Eyakem Gulilat

The saying, home is where the heart is, is not necessarily true. Home is where we connect to our identities and feel rooted to the world. The question is, is it where we come from or where we are are now? And what if we live in a place that doesn’t reflect the way we look, our influences, or culture? Eyakem Gulilat was born in Ethiopia and raised in Kenya until his family moved to the US in 1996 right after he finished high school. Eyakem’s family came through the Diversity Immigrant Visa Program, a congressionally mandated program which draws up to 55,000 diversity visas annually from a random selection of individuals who meet strict eligibility requirements and who are from countries with low rates of immigration to the U.S. Since his arrival, he has lived in Michigan, Texas and Oklahoma. “I do not identify any of these places as my home; essentially I am a nomad.”

The pulitzer prize winning photographer from South Africa, Kevin Carter had a profound impact on on Eyakem, specifically his photo of the starving Sudanese girl. He was inspired to become a photojournalist with hopes of telling other people’s stories and recieved his undergraduate degree in Photojournalism and Art, Abilene Christian University, Abilene, Texas. “Since then I have broadened my perspective and now embrace photography as an expressive art form. ” He recieved his MFA in Media Art/Photography, University of Oklahoma, Norman, Oklahoma.

Oklahoma is a long was from Ethiopia and this great divide of cultures, landscape, and miles is what Eyakem is exploring with his work and search for self. I am featuring two series, Collaborative Self and My Ethiopian American Self.

Collaborative Self: Photography has been used as a primary tool to document the American West as early as the 19th century; I am using this century old method to explore my presence in America as a “newcomer.” As an Ethiopian Immigrant residing in Oklahoma I choose to explore the landscape its inhabitants and my own Ethiopian identity. The result is a collaborative triptych which blurs the boundaries between American and Ethiopian, photographer and subject.









I extend my Ethiopian identity by inviting my subjects to dress in traditional Ethiopian clothing. The clothing is a metaphor for the exchange of ideas. Not only am I introducing my subjects to a critical component of Ethiopian heritage, but I am also challenging the viewer’s expectations of what it means to be Ethiopian. This project allows me to write myself into the history of the American landscape, but more importantly, this project questions the boundaries that separate us from one another.







































My Ethiopian American Self: After the Refugee Act of 1980, a large number of Ethiopians immigrated to America, fleeing political unrest and searching for employment opportunities and a better future. Two decades later, the children of these immigrant families tread life in between Ethiopian and American culture.

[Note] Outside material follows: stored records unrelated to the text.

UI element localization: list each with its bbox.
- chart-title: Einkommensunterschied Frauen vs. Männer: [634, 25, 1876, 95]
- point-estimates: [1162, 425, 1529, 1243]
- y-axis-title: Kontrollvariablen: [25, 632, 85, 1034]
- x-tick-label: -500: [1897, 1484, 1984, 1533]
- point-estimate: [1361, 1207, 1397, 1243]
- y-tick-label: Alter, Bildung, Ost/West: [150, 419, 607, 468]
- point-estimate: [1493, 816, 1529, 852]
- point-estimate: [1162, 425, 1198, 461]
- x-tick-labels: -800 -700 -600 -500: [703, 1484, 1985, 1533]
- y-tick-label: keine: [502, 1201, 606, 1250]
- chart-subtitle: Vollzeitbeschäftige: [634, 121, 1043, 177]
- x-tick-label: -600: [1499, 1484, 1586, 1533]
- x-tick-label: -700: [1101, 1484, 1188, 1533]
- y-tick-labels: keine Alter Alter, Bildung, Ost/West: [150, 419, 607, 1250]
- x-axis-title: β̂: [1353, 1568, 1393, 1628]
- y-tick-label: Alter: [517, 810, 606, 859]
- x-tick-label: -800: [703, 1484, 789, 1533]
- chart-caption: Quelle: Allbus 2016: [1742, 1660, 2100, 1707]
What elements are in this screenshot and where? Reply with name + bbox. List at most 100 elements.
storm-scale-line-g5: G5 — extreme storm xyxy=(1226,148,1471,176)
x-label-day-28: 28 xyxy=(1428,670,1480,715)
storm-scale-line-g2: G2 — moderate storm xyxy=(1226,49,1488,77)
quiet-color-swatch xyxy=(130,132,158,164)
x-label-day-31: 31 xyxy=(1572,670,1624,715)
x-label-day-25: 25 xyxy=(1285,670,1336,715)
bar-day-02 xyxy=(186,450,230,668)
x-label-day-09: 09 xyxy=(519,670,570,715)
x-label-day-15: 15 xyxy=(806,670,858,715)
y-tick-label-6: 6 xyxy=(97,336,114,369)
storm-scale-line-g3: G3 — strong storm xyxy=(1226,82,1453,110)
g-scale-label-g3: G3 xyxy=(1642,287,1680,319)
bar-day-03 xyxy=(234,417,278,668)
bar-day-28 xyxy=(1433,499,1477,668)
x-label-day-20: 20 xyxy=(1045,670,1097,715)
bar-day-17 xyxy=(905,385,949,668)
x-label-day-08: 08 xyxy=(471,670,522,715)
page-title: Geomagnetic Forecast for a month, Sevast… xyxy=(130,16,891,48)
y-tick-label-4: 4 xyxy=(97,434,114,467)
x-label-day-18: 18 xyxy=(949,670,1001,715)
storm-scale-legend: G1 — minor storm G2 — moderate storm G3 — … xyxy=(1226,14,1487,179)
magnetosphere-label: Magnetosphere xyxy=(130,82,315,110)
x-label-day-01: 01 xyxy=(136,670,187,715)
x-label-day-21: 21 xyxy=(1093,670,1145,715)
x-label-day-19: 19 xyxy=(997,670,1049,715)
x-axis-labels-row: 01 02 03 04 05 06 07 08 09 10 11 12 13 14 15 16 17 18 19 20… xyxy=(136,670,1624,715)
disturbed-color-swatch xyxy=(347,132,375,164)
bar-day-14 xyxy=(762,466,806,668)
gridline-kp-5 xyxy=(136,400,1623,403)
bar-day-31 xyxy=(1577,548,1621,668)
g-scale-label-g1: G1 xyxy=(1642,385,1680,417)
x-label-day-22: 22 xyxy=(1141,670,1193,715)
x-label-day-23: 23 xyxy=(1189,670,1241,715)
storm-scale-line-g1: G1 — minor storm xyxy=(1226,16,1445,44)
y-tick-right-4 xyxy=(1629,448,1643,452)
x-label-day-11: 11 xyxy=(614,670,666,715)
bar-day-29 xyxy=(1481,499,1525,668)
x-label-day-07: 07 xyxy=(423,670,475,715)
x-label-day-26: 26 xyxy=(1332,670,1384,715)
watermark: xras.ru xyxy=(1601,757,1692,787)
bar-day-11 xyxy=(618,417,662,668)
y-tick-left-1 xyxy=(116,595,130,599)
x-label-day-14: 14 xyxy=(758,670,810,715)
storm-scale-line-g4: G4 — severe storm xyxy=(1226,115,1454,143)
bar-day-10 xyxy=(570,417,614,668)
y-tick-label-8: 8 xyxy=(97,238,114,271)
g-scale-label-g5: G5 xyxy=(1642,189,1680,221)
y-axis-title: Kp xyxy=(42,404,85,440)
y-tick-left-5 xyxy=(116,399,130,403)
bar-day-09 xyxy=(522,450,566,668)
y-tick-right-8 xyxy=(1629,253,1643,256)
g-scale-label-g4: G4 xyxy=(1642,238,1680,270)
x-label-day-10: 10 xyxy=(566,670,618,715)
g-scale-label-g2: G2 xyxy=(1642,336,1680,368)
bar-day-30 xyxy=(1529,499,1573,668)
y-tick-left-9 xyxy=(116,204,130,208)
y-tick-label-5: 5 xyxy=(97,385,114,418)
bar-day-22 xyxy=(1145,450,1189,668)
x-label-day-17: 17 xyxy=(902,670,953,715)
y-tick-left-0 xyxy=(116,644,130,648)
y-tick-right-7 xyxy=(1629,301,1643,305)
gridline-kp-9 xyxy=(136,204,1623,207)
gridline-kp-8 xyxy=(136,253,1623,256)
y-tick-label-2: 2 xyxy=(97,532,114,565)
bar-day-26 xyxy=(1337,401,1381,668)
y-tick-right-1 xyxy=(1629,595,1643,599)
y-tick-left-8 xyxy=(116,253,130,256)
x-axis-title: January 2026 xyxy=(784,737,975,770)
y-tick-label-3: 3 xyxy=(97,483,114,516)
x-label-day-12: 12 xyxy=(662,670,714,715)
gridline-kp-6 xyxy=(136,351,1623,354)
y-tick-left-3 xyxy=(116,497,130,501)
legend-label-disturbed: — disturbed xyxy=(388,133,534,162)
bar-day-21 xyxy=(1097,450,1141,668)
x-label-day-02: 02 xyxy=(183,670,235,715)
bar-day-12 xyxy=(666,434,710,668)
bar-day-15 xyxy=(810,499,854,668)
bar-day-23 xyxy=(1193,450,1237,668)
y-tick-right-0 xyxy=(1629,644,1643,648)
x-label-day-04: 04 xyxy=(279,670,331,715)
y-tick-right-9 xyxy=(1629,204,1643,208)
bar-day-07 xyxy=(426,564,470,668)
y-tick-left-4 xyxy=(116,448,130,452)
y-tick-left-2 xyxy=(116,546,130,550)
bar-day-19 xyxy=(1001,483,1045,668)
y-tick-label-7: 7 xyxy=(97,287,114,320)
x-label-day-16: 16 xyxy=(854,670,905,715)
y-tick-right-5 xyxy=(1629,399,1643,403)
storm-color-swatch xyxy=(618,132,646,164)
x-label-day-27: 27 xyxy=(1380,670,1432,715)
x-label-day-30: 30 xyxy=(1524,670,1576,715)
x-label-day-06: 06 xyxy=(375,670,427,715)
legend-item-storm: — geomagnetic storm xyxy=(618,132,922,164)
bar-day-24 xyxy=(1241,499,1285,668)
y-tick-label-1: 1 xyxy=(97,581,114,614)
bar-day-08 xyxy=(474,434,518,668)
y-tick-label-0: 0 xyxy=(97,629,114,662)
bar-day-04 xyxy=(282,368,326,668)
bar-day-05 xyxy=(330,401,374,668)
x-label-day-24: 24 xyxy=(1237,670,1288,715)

This project is an exploration into these individuals and the ways they forge a new identity from their American surroundings and their parents’ heritage.





















As an Ethiopian immigrant myself, I identify with those trying to make sense of their identity and their presence here in America. For this project I traveled to different cities throughout the United States, photographing these individuals and hearing their stories. These individuals are unique in that they cultivate their Ethiopian heritage, but also assimilate and partake fully in the American culture. This results in misunderstanding, miscommunication and misinterpretation between the two generations. There is a struggle to belong and a challenge to identify oneself. In relationship to their ancestors, their families in Ethiopia and even their parents, these individuals have a completely different perception of who they are.